C&T Publishing has just published the Kansas City Star Quilts Sampler with some 20th-century quilt history by me.
I Photoshopped their block into a grid of 4.
The pattern in the book is 12" or 6" if you look at each unit as a block.
The unusual design was published in the Kansas City Star in 1941 as The Radio Windmill. I gave all my Kansas City Star original patterns to the International Quilt Study Center when I moved so I cannot look it up but the book gives us information from the original pattern in the Star and tells us that Anna Killillay of Pleasanton, Iowa mailed in the design.

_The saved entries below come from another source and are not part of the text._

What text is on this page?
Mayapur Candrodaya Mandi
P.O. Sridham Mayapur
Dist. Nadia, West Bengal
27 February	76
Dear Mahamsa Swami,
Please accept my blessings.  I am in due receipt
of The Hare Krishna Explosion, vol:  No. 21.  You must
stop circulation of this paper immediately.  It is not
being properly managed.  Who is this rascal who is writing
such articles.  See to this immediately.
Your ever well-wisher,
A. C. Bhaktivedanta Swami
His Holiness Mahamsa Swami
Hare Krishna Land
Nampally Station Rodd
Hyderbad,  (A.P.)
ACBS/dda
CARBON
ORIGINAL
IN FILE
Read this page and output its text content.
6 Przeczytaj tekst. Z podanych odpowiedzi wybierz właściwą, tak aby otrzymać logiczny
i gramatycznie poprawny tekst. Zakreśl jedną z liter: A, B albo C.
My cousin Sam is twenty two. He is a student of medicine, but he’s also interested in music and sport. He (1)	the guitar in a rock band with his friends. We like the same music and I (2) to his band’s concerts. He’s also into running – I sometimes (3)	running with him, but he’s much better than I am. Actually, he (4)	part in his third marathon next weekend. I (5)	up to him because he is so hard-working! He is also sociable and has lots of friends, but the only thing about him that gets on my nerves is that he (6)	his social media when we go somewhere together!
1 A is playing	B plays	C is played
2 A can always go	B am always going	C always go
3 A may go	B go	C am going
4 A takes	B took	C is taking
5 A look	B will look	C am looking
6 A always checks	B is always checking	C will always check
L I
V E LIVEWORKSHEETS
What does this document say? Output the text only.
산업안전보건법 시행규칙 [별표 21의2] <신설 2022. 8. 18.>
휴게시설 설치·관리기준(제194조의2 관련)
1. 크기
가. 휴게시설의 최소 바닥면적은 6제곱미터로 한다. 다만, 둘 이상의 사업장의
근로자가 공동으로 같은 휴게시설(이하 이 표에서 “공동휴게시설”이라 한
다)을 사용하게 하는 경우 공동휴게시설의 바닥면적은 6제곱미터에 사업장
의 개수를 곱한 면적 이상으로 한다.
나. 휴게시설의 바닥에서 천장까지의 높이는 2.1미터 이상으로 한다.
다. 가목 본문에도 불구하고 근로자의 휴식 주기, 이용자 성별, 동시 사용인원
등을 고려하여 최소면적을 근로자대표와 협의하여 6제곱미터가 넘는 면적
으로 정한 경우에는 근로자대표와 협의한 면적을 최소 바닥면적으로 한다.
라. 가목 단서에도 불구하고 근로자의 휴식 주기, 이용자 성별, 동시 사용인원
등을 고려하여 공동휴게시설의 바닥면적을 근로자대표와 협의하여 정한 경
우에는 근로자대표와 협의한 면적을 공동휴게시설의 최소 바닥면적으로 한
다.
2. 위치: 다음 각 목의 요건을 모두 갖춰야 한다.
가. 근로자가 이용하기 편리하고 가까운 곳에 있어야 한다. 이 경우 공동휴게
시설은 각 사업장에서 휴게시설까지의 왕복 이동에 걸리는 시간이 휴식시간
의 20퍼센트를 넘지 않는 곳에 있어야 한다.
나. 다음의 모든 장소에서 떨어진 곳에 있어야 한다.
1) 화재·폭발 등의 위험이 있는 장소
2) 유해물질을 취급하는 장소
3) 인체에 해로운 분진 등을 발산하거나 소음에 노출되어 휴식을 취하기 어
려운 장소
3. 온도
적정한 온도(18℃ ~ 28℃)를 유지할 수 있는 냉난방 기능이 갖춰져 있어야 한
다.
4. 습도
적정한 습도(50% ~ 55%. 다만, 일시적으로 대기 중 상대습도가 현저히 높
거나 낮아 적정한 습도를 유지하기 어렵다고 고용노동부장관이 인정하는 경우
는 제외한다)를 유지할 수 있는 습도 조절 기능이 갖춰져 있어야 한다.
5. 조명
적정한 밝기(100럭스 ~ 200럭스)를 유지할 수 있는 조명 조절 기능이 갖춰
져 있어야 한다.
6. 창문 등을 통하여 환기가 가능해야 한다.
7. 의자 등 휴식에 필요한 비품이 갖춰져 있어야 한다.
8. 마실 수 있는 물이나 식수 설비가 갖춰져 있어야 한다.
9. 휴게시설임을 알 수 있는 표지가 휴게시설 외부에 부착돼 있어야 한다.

It also (according to me) appeared in the Chicago Tribune's quilt column, Nancy Cabot.
It's BlockBase #2560
I did a Quick Quilt in BlockBase and this is how it looks set all over
each block shaded the same. Interesting but you could get the same look
easier with squares and recatangles.
I imported the BlockBase design to Electric Quilt 8.
Scrappy with controlled shading might be quite cool.
Changed the shading,
two different alternating blocks.
Same thing---kind of reads as Z's or pinwheels.
Inverted the color in Photoshop for more drama.
One shading, alternate block rotated
Did a screen capture here of a EQ quilt without any lines. A nice graphic and maybe my favorite among my color experiments. Three shades: medium, light and dark.
UPDATE: I found another name and publisher for the pattern. H. Ver Mehren's Colonial Quilt catalog apparently included it as Windmills of Amsterdam, here advertised in the Detroit Free Press.